The present study also offers support to the recommendations of daily levels of PA to preserve health and prevent disease and demonstrates that the recommended daily activity levels for adults may be sufficient to somewhat reduce or potentially prevent OSA and its development. Further, the contribution of regular daily PA, may offer an alternative means of OSA management, especially for those who find they cannot tolerate treatments such as CPAP and also help to offset the risk of CVD in OSA sufferers [52, 53]. Although the exact mechanism by which cardiorespiratory fitness decreases the risk of CVD is unclear, possible mechanisms such as an improvement in arterial function and anti-inflammatory effects have been suggested [54]. It has also previously been suggested that regular PA may improve inflammatory profiles associated with OSA and CVD such as activation of the peripheral nervous system and others that predispose an individual to vascular damage [42]. Although CPAP is still the recommended gold standard treatment for OSA management, it does not promote the participation of regular physical activity, which has far reaching benefits for health and wellbeing [55].

Limitations and strengths

It must be noted that the present study is not without limitations. Firstly, the sample size was very small and thus, findings from the present study cannot be generalized to other groups. Additionally, the sample was composed mainly of Male vs Female and thus is a possible biased that must be acknowledged. However, the present study is a feasibility study and thus, may serve as a platform to guide similar interventions in this age group. Secondly, the daily PA duration and intensity across the 12 weeks were self–reported and so may be prone to recall bias and over-reporting. However, the PA levels were validated at three time points across the intervention with accelerometers and as such validate the reported levels of PA. The present study demonstrated a significant increase in activity levels and a trend towards a change in OSA severity post-intervention which seems independent of the change in BMI and weight-loss. Further, the changes demonstrated in OSA severity (which cannot be manipulated or influenced) suggest that intervention PA adherence was good.

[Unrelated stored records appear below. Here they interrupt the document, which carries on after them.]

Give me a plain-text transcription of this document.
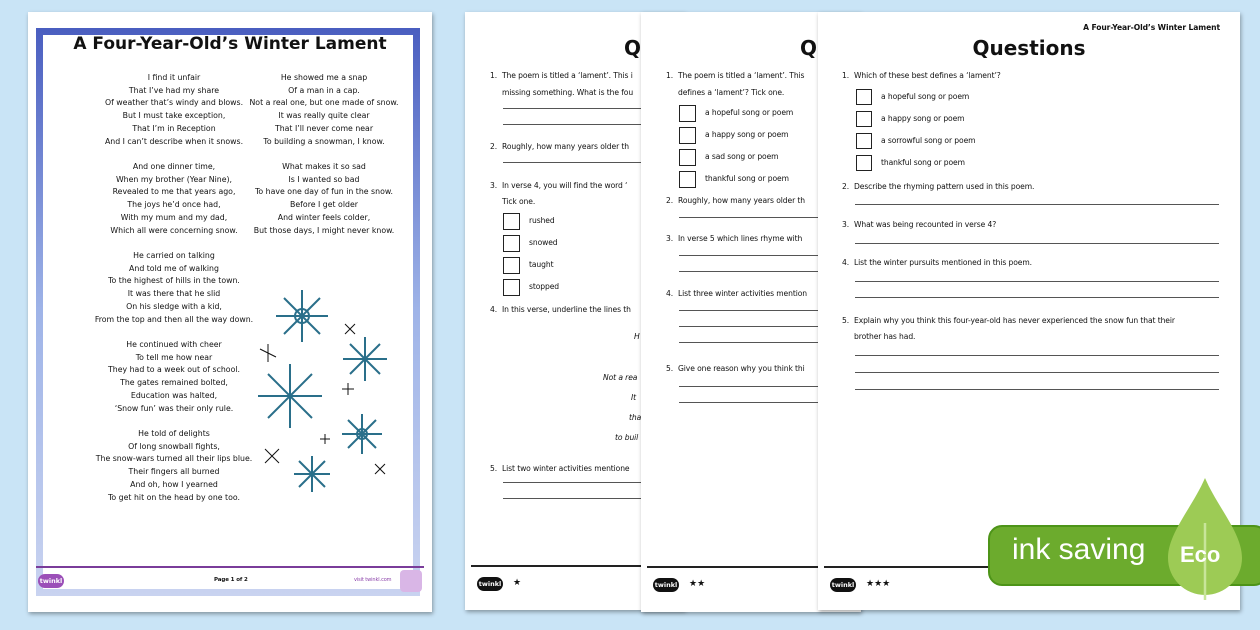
A Four-Year-Old’s Winter Lament
twinkl	Page 1 of 2	visit twinkl.com
I find it unfair
That I’ve had my share
Of weather that’s windy and blows.
But I must take exception,
That I’m in Reception
And I can’t describe when it snows.
And one dinner time,
When my brother (Year Nine),
Revealed to me that years ago,
The joys he’d once had,
With my mum and my dad,
Which all were concerning snow.
He carried on talking
And told me of walking
To the highest of hills in the town.
It was there that he slid
On his sledge with a kid,
From the top and then all the way down.
He continued with cheer
To tell me how near
They had to a week out of school.
The gates remained bolted,
Education was halted,
‘Snow fun’ was their only rule.
He told of delights
Of long snowball fights,
The snow-wars turned all their lips blue.
Their fingers all burned
And oh, how I yearned
To get hit on the head by one too.
He showed me a snap
Of a man in a cap.
Not a real one, but one made of snow.
It was really quite clear
That I’ll never come near
To building a snowman, I know.
What makes it so sad
Is I wanted so bad
To have one day of fun in the snow.
Before I get older
And winter feels colder,
But those days, I might never know.
Q
1. The poem is titled a ‘lament’. This i
missing something. What is the fou
2. Roughly, how many years older th
3. In verse 4, you will find the word ‘
Tick one.
rushed
snowed
taught
stopped
4. In this verse, underline the lines th
H
Not a rea
It
tha
to buil
5. List two winter activities mentione
twinkl ★
Q
1. The poem is titled a ‘lament’. This
defines a ‘lament’? Tick one.
a hopeful song or poem
a happy song or poem
a sad song or poem
thankful song or poem
2. Roughly, how many years older th
3. In verse 5 which lines rhyme with
4. List three winter activities mention
5. Give one reason why you think thi
twinkl ★★
A Four-Year-Old’s Winter Lament
Questions
1. Which of these best defines a ‘lament’?
a hopeful song or poem
a happy song or poem
a sorrowful song or poem
thankful song or poem
2. Describe the rhyming pattern used in this poem.
3. What was being recounted in verse 4?
4. List the winter pursuits mentioned in this poem.
5. Explain why you think this four-year-old has never experienced the snow fun that their
brother has had.
twinkl ★★★
ink saving Eco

The strengths of the present study should also be noted. To our knowledge, this is the first feasibility study into this group of participants that has used unstructured general PA to reduce OSA. Additionally, all of the participants were older workers, aged 50 years and over who were not undergoing any treatment for OSA.

Conclusions

A 12-week PA intervention using general daily PA can be delivered and adhered to adults aged 50 years and over with OSA. PA reduced OSA severity somewhat and independent of weight-loss and BMI. This suggests that incorporating more general activity during daily life may prove a feasible route to the management of OSA, and as such warrants examination in full RCT.